Thomas was given plenty of advice and help from Garry Middleton who helped him with any bike problems he had which resulted in him winning the British Junior Championship in that first season at Hackney.

Thomas also twice won the prestigious London Riders' Championship in 1973 and 1974 and became a regular representing his country in the test matches.

Thomas became Hackney Captain in 1975 and played a part in the signing of Polish Champion Zenon Plech.
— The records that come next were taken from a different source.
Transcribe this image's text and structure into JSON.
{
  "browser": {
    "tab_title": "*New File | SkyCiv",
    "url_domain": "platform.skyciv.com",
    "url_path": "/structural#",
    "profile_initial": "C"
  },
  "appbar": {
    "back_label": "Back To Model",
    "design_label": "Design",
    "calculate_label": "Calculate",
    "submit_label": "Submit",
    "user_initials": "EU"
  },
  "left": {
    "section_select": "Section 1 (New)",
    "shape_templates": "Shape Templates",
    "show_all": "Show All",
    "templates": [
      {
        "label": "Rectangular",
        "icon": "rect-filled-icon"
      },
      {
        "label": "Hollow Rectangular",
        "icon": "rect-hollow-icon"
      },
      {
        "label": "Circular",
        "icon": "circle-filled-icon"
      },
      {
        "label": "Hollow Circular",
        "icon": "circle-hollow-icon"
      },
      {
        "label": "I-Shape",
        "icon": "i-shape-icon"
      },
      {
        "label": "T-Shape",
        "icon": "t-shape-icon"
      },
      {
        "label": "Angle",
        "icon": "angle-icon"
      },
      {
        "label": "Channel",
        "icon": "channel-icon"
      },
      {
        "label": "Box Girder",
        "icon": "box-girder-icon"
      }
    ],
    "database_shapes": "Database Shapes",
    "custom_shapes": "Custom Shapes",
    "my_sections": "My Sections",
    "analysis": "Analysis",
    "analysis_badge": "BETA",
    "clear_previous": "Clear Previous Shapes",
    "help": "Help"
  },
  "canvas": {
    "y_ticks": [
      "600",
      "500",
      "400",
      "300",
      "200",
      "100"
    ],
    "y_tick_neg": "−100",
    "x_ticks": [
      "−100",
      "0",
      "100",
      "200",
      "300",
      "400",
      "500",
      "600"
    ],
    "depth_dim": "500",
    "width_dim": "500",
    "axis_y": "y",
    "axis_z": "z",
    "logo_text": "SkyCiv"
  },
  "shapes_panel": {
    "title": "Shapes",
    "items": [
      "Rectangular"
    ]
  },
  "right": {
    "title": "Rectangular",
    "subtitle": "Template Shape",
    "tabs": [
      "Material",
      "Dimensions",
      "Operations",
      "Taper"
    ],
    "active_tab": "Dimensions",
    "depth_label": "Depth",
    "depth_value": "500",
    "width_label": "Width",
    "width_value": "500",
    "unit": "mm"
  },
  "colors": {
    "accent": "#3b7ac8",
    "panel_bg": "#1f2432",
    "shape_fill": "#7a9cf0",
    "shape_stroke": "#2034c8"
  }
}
Although he never became one of the world’s leading riders and never reached a world final, he established himself as a successful British League heat leader. Fans enjoyed his racing style, scoring the majority of his points through overtaking opposing riders after characteristically poor starts. In 1979, he was awarded a testimonial in recognition of ten years’ service.

In 1981, after a couple of poor seasons, Thomas dropped into the National League with the Crayford Kestrels but continued his Hackney career as reserve. However, in 1984 Crayford were forced to close and the promotion moved the team to Hackney to compete in the National League as the Hackney Kestrels and Thommo returned full-time to Hackney again as captain.

In 1989, Thomas was awarded a record-breaking second testimonial, being the only rider to ever spend 20 consecutive years at one speedway club.

Thomas has since made one or two special appearances; most notably in 2001 he made a special one-off appearance for a Hackney team in a meeting at Rye House Stadium, having never ridden a bike for thirteen years and after a further ten years won a veteran speedway event at Lydd speedway in 2011.